Insulin lowers blood glucose by stimulating glucose uptake by the tissues; the reduced blood glucose is detected by the β-cell as a diminished flux through the hexokinase reaction; this slows or stops the release of insulin. This feedback regulation holds blood glucose concentration nearly constant despite large fluctuations in dietary intake.

Insulin counters high blood glucose

Insulin stimulates glucose uptake by muscle and adipose tissue, where the glucose is converted to glucose 6-phosphate. In the liver, insulin also activates glycogen synthase and inactivates glycogen phosphorylase, so that much of the glucose 6-phosphate is channelled into glycogen.
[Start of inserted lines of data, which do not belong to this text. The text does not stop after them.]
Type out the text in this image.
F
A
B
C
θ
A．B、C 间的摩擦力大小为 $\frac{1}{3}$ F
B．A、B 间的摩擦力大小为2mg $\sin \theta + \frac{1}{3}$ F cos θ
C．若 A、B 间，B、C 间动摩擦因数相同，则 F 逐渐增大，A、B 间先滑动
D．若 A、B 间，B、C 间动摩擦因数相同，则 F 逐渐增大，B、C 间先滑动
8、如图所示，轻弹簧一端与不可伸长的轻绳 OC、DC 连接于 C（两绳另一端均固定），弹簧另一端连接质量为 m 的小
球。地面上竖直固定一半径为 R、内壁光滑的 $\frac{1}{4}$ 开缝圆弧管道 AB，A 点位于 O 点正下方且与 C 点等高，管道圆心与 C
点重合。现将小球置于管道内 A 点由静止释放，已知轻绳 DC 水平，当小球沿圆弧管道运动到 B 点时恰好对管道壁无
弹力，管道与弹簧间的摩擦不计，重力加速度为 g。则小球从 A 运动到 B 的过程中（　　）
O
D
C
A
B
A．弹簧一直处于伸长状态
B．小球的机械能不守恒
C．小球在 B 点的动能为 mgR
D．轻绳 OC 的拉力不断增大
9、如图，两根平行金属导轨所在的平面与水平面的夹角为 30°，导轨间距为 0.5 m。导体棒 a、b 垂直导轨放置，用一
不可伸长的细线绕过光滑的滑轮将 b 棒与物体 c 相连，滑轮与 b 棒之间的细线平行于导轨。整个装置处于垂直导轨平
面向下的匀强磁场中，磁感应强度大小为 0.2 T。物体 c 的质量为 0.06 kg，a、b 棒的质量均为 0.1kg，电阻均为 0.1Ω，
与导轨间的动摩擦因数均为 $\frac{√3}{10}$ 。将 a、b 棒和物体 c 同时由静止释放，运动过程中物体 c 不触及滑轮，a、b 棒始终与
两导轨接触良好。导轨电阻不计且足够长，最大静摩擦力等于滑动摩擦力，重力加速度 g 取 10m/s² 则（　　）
Diabetes mellitus, caused by a deficiency in the secretion or action of insulin, is a relatively common disease. There are two major clinical classes of diabetes mellitus: type I diabetes, or insulin-dependent diabetes mellitus (IDDM), and type II diabetes, or non-insulin-dependent diabetes mellitus (NIDDM), also called insulin-resistant diabetes. In type I diabetes, the disease begins early in life and quickly becomes severe. IDDM requires insulin therapy and careful, lifelong control of the balance between dietary intake and insulin dose.

Characteristic symptoms of type I (and type II) diabetes are excessive thirst and frequent urination (polyuria), leading to the intake of large volumes of water (polydipsia)

Type II diabetes is slow to develop (typically in older, obese individuals), and the symptoms are milder.